IMF: Govt’s Housing Plan Has Not Lowered Prices

YERUSHALAYIM -
Construction in Beitar Illit. (Nati Shohat/Flash90)

The pride of the Finance Ministry – the “Price Resident” program, designed to lower the cost of housing for young couples – does no such thing, according to no less an authority than the International Monetary Fund. The IMF’s annual report was presented to Finance Minister Moshe Kachlon, listing the government’s economic hits and misses over the past year, the News One site quoted the report as saying.

While the economy was in overall healthy shape, the report said, it criticized the Price Resident program, which seeks to create a secondary, lower cost market for apartment sales to young couples and lower-income Israelis. Under the program, contractors are rewarded with building permits and projects for development if they reserve a percentage of apartments in their projects for sale at lower prices to eligible buyers.
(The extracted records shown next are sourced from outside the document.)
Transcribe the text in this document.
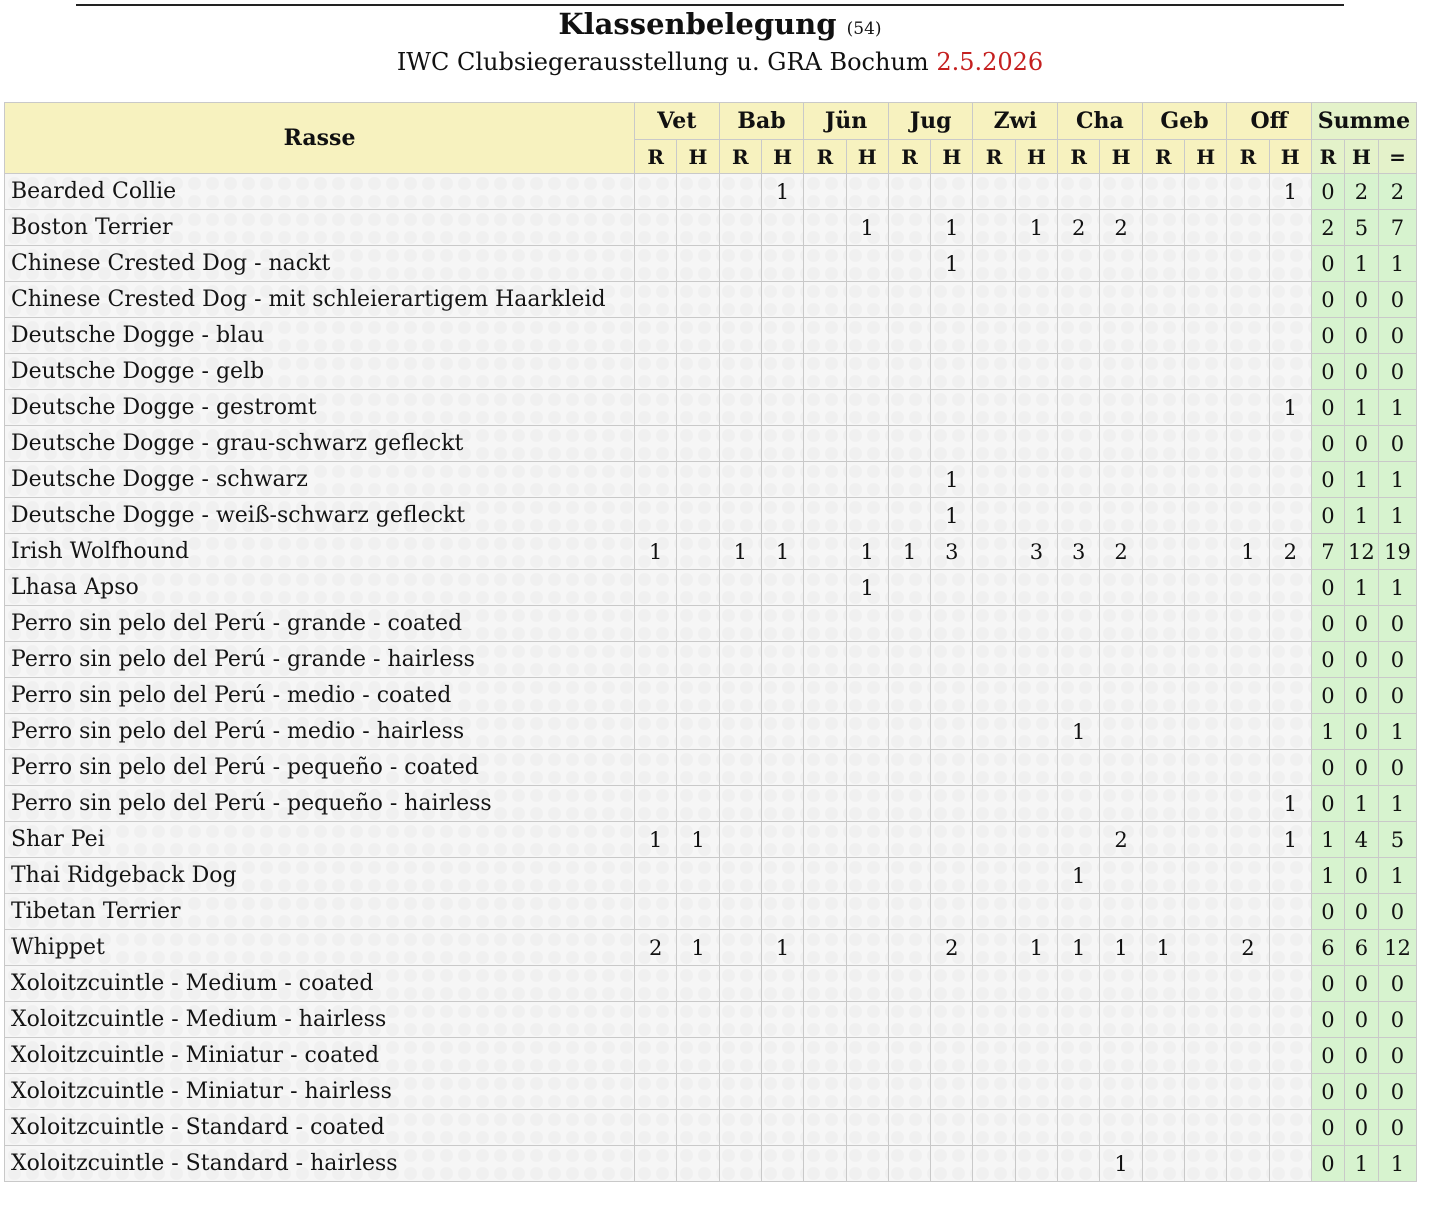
Klassenbelegung (54)
IWC Clubsiegerausstellung u. GRA Bochum 2.5.2026
Rasse	Vet		Bab		Jün		Jug		Zwi		Cha		Geb		Off		Summe		
	R	H	R	H	R	H	R	H	R	H	R	H	R	H	R	H	R	H	=
Bearded Collie				1												1	0	2	2
Boston Terrier						1		1		1	2	2					2	5	7
Chinese Crested Dog - nackt								1									0	1	1
Chinese Crested Dog - mit schleierartigem Haarkleid																	0	0	0
Deutsche Dogge - blau																	0	0	0
Deutsche Dogge - gelb																	0	0	0
Deutsche Dogge - gestromt																1	0	1	1
Deutsche Dogge - grau-schwarz gefleckt																	0	0	0
Deutsche Dogge - schwarz								1									0	1	1
Deutsche Dogge - weiß-schwarz gefleckt								1									0	1	1
Irish Wolfhound	1		1	1		1	1	3		3	3	2			1	2	7	12	19
Lhasa Apso						1											0	1	1
Perro sin pelo del Perú - grande - coated																	0	0	0
Perro sin pelo del Perú - grande - hairless																	0	0	0
Perro sin pelo del Perú - medio - coated																	0	0	0
Perro sin pelo del Perú - medio - hairless											1						1	0	1
Perro sin pelo del Perú - pequeño - coated																	0	0	0
Perro sin pelo del Perú - pequeño - hairless																1	0	1	1
Shar Pei	1	1										2				1	1	4	5
Thai Ridgeback Dog											1						1	0	1
Tibetan Terrier																	0	0	0
Whippet	2	1		1				2		1	1	1	1		2		6	6	12
Xoloitzcuintle - Medium - coated																	0	0	0
Xoloitzcuintle - Medium - hairless																	0	0	0
Xoloitzcuintle - Miniatur - coated																	0	0	0
Xoloitzcuintle - Miniatur - hairless																	0	0	0
Xoloitzcuintle - Standard - coated																	0	0	0
Xoloitzcuintle - Standard - hairless												1					0	1	1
The question of whether or not the program is successful is in the results – and the results show that housing prices have risen overall 8 percent in the past year. A major reason for that is the fact that there are not enough apartments being built to satisfy demand. Although the government has done some things to soften demand – such as implementing the Third Apartment Tax, a special excise tax on investors who own more than two properties – the only solution to high housing costs is to increase the number of apartments for sale. The Price Resident program succeeds only in creating two, parallel, markets where demand outstrips supply, instead of contributing to an increase in overall supply.

Despite the criticism, Minister Kachlon welcomed the report, saying that it placed Israel “at the head of the world economies in terms of progress, growth and stability. The report backs many of the moves and reforms we have undertaken, and the positive steps we have taken in many areas, including housing. Our reforms have increased competition and lowered the tax burden on Israelis.”